Nearly half of college women in intimate relationships report experiencing violent and abusive behaviors from their partners, according to information compiled by the National Domestic Violence Hotline. In fact, college and high-school age women and girls are almost three times more likely than other age groups and genders to experience violence at the hands of a current or former partner, including physical, sexual, and psychological abuse, statistics show. However, anyone can be a victim of relationship abuse, including men and those in LGBTQ relationships. About 1 in 4 women and nearly 1 in 10 men have experienced sexual or physical violence, or stalking by an intimate partner during their lifetime, according to the Centers for Disease Control and Prevention. Most people experience interpartner violence for the first time before age 25.
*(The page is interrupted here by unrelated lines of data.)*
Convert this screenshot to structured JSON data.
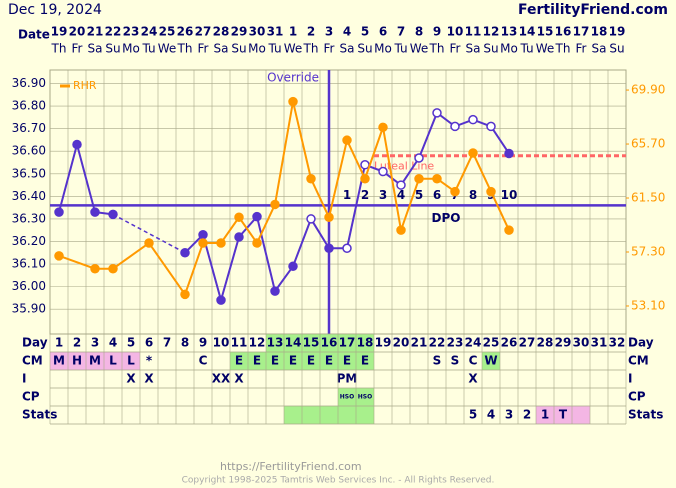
{
  "header": {
    "date": "Dec 19, 2024",
    "site": "FertilityFriend.com",
    "date_label": "Date"
  },
  "calendar": {
    "dates": [
      19,
      20,
      21,
      22,
      23,
      24,
      25,
      26,
      27,
      28,
      29,
      30,
      31,
      1,
      2,
      3,
      4,
      5,
      6,
      7,
      8,
      9,
      10,
      11,
      12,
      13,
      14,
      15,
      16,
      17,
      18,
      19
    ],
    "weekdays": [
      "Th",
      "Fr",
      "Sa",
      "Su",
      "Mo",
      "Tu",
      "We",
      "Th",
      "Fr",
      "Sa",
      "Su",
      "Mo",
      "Tu",
      "We",
      "Th",
      "Fr",
      "Sa",
      "Su",
      "Mo",
      "Tu",
      "We",
      "Th",
      "Fr",
      "Sa",
      "Su",
      "Mo",
      "Tu",
      "We",
      "Th",
      "Fr",
      "Sa",
      "Su"
    ]
  },
  "chart_data": {
    "type": "line",
    "xlim": [
      0.5,
      32.5
    ],
    "ylim": [
      35.79,
      36.96
    ],
    "yticks": [
      {
        "value": 35.9,
        "label": "35.90"
      },
      {
        "value": 36.0,
        "label": "36.00"
      },
      {
        "value": 36.1,
        "label": "36.10"
      },
      {
        "value": 36.2,
        "label": "36.20"
      },
      {
        "value": 36.3,
        "label": "36.30"
      },
      {
        "value": 36.4,
        "label": "36.40"
      },
      {
        "value": 36.5,
        "label": "36.50"
      },
      {
        "value": 36.6,
        "label": "36.60"
      },
      {
        "value": 36.7,
        "label": "36.70"
      },
      {
        "value": 36.8,
        "label": "36.80"
      },
      {
        "value": 36.9,
        "label": "36.90"
      }
    ],
    "y2lim": [
      50.92,
      71.46
    ],
    "y2ticks": [
      {
        "value": 53.1,
        "label": "53.10"
      },
      {
        "value": 57.3,
        "label": "57.30"
      },
      {
        "value": 61.5,
        "label": "61.50"
      },
      {
        "value": 65.7,
        "label": "65.70"
      },
      {
        "value": 69.9,
        "label": "69.90"
      }
    ],
    "grid": true,
    "legend": "top-left",
    "series": [
      {
        "color": "#5533cc",
        "x": [
          1,
          2,
          3,
          4,
          5,
          6,
          7,
          8,
          9,
          10,
          11,
          12,
          13,
          14,
          15,
          16,
          17,
          18,
          19,
          20,
          21,
          22,
          23,
          24,
          25,
          26
        ],
        "values": [
          36.33,
          36.63,
          36.33,
          36.32,
          null,
          null,
          null,
          36.15,
          36.23,
          35.94,
          36.22,
          36.31,
          35.98,
          36.09,
          36.3,
          36.17,
          36.17,
          36.54,
          36.51,
          36.45,
          36.57,
          36.77,
          36.71,
          36.74,
          36.71,
          36.59
        ],
        "hollow": [
          false,
          false,
          false,
          false,
          false,
          false,
          false,
          false,
          false,
          false,
          false,
          false,
          false,
          false,
          true,
          false,
          true,
          true,
          true,
          true,
          true,
          true,
          true,
          true,
          true,
          false
        ]
      },
      {
        "name": "RHR",
        "color": "#ff9900",
        "axis": "y2",
        "x": [
          1,
          3,
          4,
          6,
          8,
          9,
          10,
          11,
          12,
          13,
          14,
          15,
          16,
          17,
          18,
          19,
          20,
          21,
          22,
          23,
          24,
          25,
          26
        ],
        "values": [
          57,
          56,
          56,
          58,
          54,
          58,
          58,
          60,
          58,
          61,
          69,
          63,
          60,
          66,
          63,
          67,
          59,
          63,
          63,
          62,
          65,
          62,
          59
        ]
      }
    ],
    "coverline": 36.36,
    "override": {
      "label": "Override",
      "day": 16
    },
    "dpo": {
      "label": "DPO",
      "x": [
        17,
        18,
        19,
        20,
        21,
        22,
        23,
        24,
        25,
        26
      ],
      "values": [
        1,
        2,
        3,
        4,
        5,
        6,
        7,
        8,
        9,
        10
      ]
    },
    "luteal_line": {
      "label": "Luteal Line",
      "value": 36.58,
      "from": 19,
      "color": "#ff6666"
    }
  },
  "table": {
    "day_label": "Day",
    "days": [
      1,
      2,
      3,
      4,
      5,
      6,
      7,
      8,
      9,
      10,
      11,
      12,
      13,
      14,
      15,
      16,
      17,
      18,
      19,
      20,
      21,
      22,
      23,
      24,
      25,
      26,
      27,
      28,
      29,
      30,
      31,
      32
    ],
    "day_highlights": [
      {
        "from": 13,
        "to": 18,
        "color": "#a8f08c"
      }
    ],
    "rows": [
      {
        "label": "CM",
        "cells": [
          "M",
          "H",
          "M",
          "L",
          "L",
          "*",
          null,
          null,
          "C",
          null,
          "E",
          "E",
          "E",
          "E",
          "E",
          "E",
          "E",
          "E",
          null,
          null,
          null,
          "S",
          "S",
          "C",
          "W",
          null,
          null,
          null,
          null,
          null,
          null,
          null
        ],
        "highlights": [
          {
            "from": 1,
            "to": 5,
            "color": "#f4b6e4"
          },
          {
            "from": 11,
            "to": 18,
            "color": "#a8f08c"
          },
          {
            "from": 25,
            "to": 25,
            "color": "#a8f08c"
          }
        ]
      },
      {
        "label": "I",
        "cells": [
          null,
          null,
          null,
          null,
          "X",
          "X",
          null,
          null,
          null,
          "XX",
          "X",
          null,
          null,
          null,
          null,
          null,
          "PM",
          null,
          null,
          null,
          null,
          null,
          null,
          "X",
          null,
          null,
          null,
          null,
          null,
          null,
          null,
          null
        ],
        "highlights": []
      },
      {
        "label": "CP",
        "cells": [
          null,
          null,
          null,
          null,
          null,
          null,
          null,
          null,
          null,
          null,
          null,
          null,
          null,
          null,
          null,
          null,
          "HSO",
          "HSO",
          null,
          null,
          null,
          null,
          null,
          null,
          null,
          null,
          null,
          null,
          null,
          null,
          null,
          null
        ],
        "highlights": [
          {
            "from": 17,
            "to": 18,
            "color": "#a8f08c"
          }
        ]
      },
      {
        "label": "Stats",
        "cells": [
          null,
          null,
          null,
          null,
          null,
          null,
          null,
          null,
          null,
          null,
          null,
          null,
          null,
          null,
          null,
          null,
          null,
          null,
          null,
          null,
          null,
          null,
          null,
          "5",
          "4",
          "3",
          "2",
          "1",
          "T",
          null,
          null,
          null
        ],
        "highlights": [
          {
            "from": 14,
            "to": 18,
            "color": "#a8f08c"
          },
          {
            "from": 28,
            "to": 30,
            "color": "#f4b6e4"
          }
        ]
      }
    ]
  },
  "footer": {
    "url": "https://FertilityFriend.com",
    "copyright": "Copyright 1998-2025 Tamtris Web Services Inc. - All Rights Reserved."
  }
}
Yet, even when they report violence to authorities or school officials, many California students who are victims of violence don’t get the support or resources they need to continue their educations. Brenda Adams, a senior staff attorney with the San Francisco-based gender justice organization Equal Rights Advocates, says her office regularly hears from students—particularly students of color and those at community colleges—who complain that schools didn’t take their cases seriously or provide adequate support.

“There’s just a fundamental lack of understanding” among school officials, Adams says. “[It] results in a poor response that harms these victims even further, pushes them out of school, actively silences them, and ultimately denies them their rights to equal access to education.”

Relationship violence threatens not only students’ physical safety and emotional well-being, but also their academic prospects. Students who experience abuse may be so distraught or distracted that they struggle to complete assignments, sit through exams and attend classes, survivors and experts says. Some may decide to delay their studies or even drop out of school, upending their career dreams and chances for economic success. Many also face financial consequences because sinking grades or dropped classes can lead to the loss of scholarships or financial aid, or forfeited tuition payments, advocates says.